Except they don’t have to pass them all. Special education students can be excused from taking them after making several attempts. Other students can have an alternative packet they fill out in order to get the same credit. Still others can simply graduate with a different diploma as long as they pass three of them. Are you sufficiently confused?
The students are smart enough to see through our bluff. They have friends that have managed to walk without passing it. These tests are normally done in the spring, but retesters have to take it in December as well. I always administer the English test. Students are given five hours (or more) to answer around 50 multiple choice questions asking them to comprehend reading passages, edit reading passages, and revise reading passages. Then, they have to write either an expository or persuasive essay.
The students taking these tests again run the gamut. Some of them are great kids that just don’t have the skills necessary to make it. Unlike all of the other STAAR tests, the English tests are skills based. You can’t study for them. You either know how to read and correct grammar, spelling, and punctuation or you don’t. You either know how to write or you don’t.
The rest fall under two categories. Either they know they don’t have to pass and don’t care or they cannot keep themselves awake through the five hours. At some point you start to wonder what exactly we’re measuring. You have the poor girlĀ =asking questions every few minutes and I can’t answer any of them. You have the little turd who announces loudly that he is done with the test after 13 minutes.
Then you have the three or four boys that somehow take apart their chair and throw the pieces at each other. They wait to do this when I am waking up the same three or four girls for the 20th time. Citizens of the state are paying billions of dollars to large corporations so they can write these tests and we can torture these children. Ultimately that is all we are accomplishing.

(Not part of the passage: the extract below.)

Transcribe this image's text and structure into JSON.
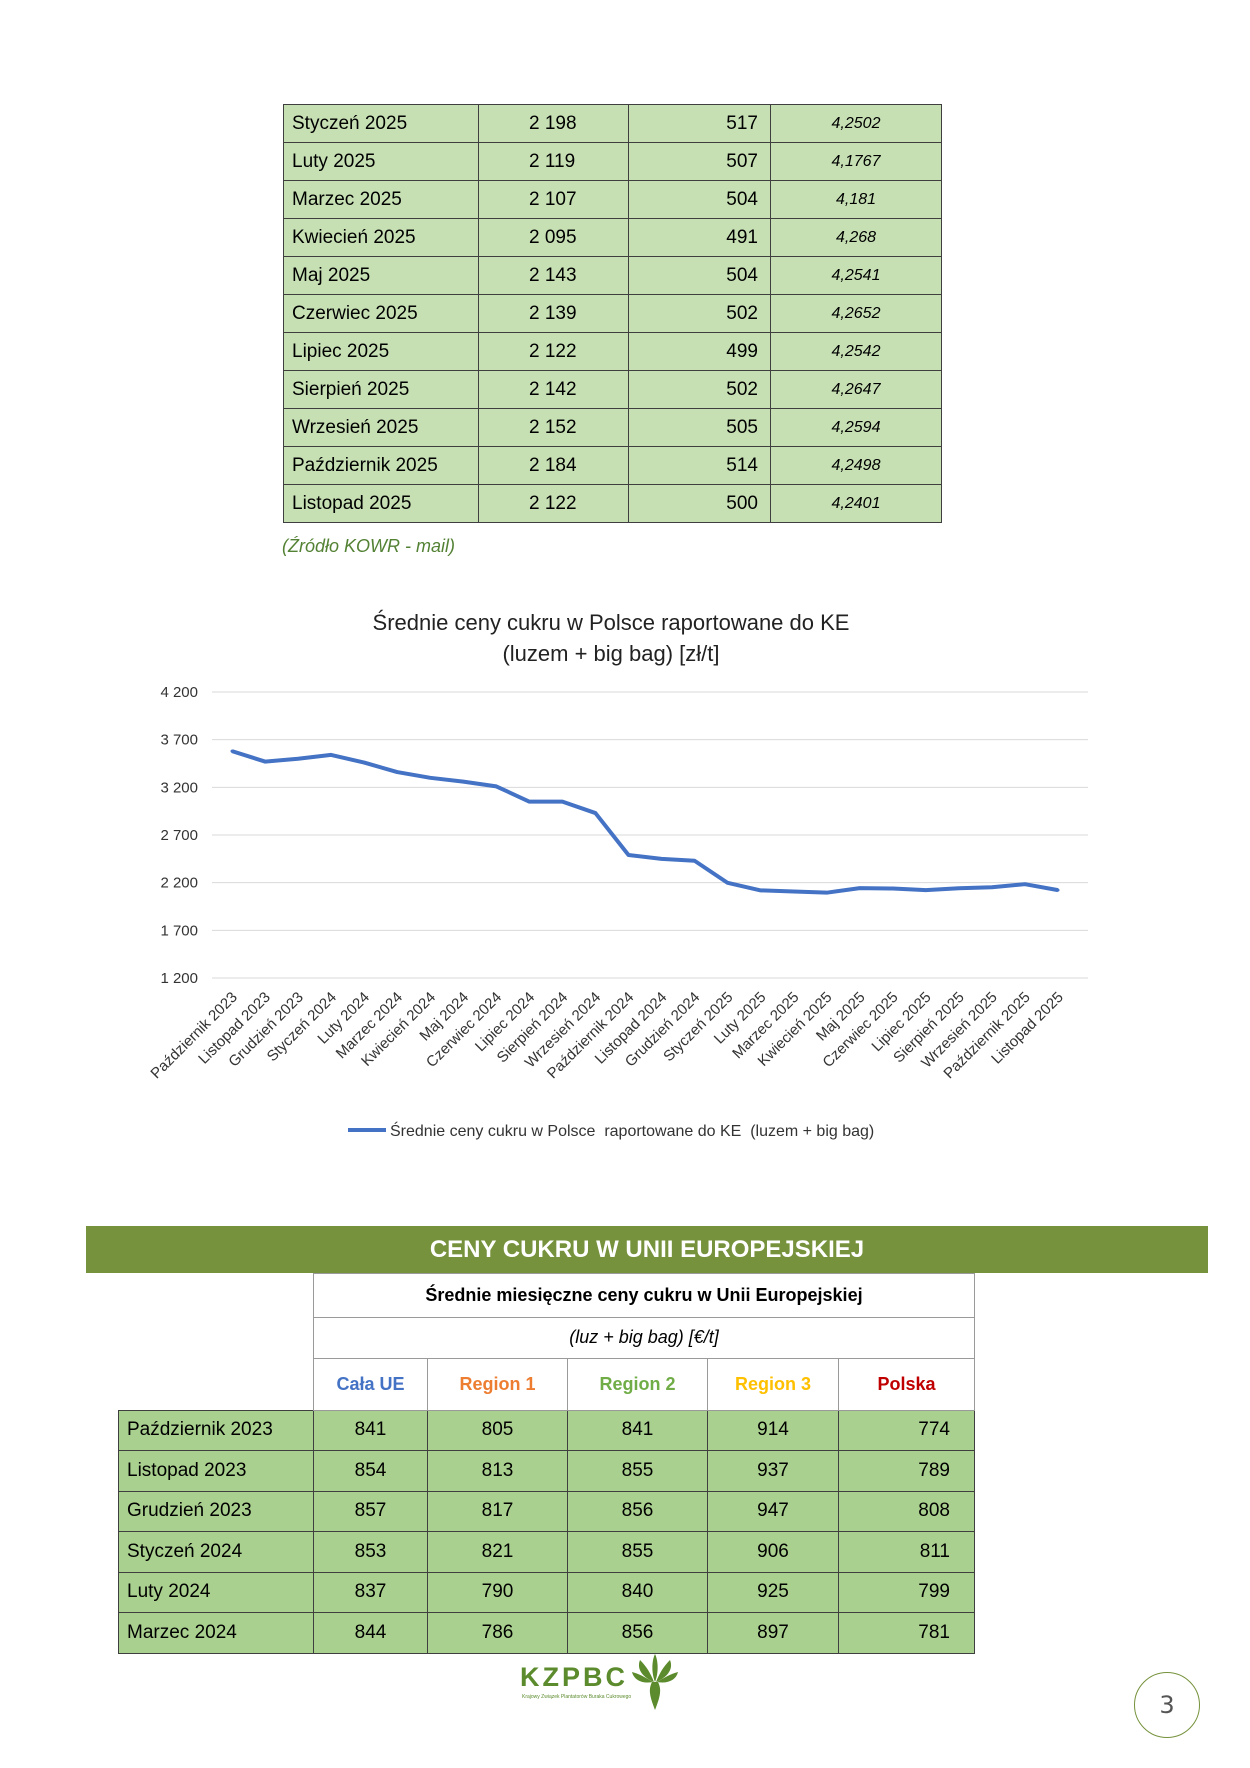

That’s the whole point. When you fail the test in the spring, you take it again in the summer and then again in December if you don’t pass. Then you go back to the top of the slide and do it again in the spring if you don’t pass it that time. Some students take the same test up to seven times before they are seniors in high school. No wonder they sleep. No wonder they act like 12 year olds. No wonder they just fill it out in 15 minutes. They know the process will start over no matter what. Asking a child to take a test seven or eight times is child abuse. It’s sadism wrapped up in fake accountability.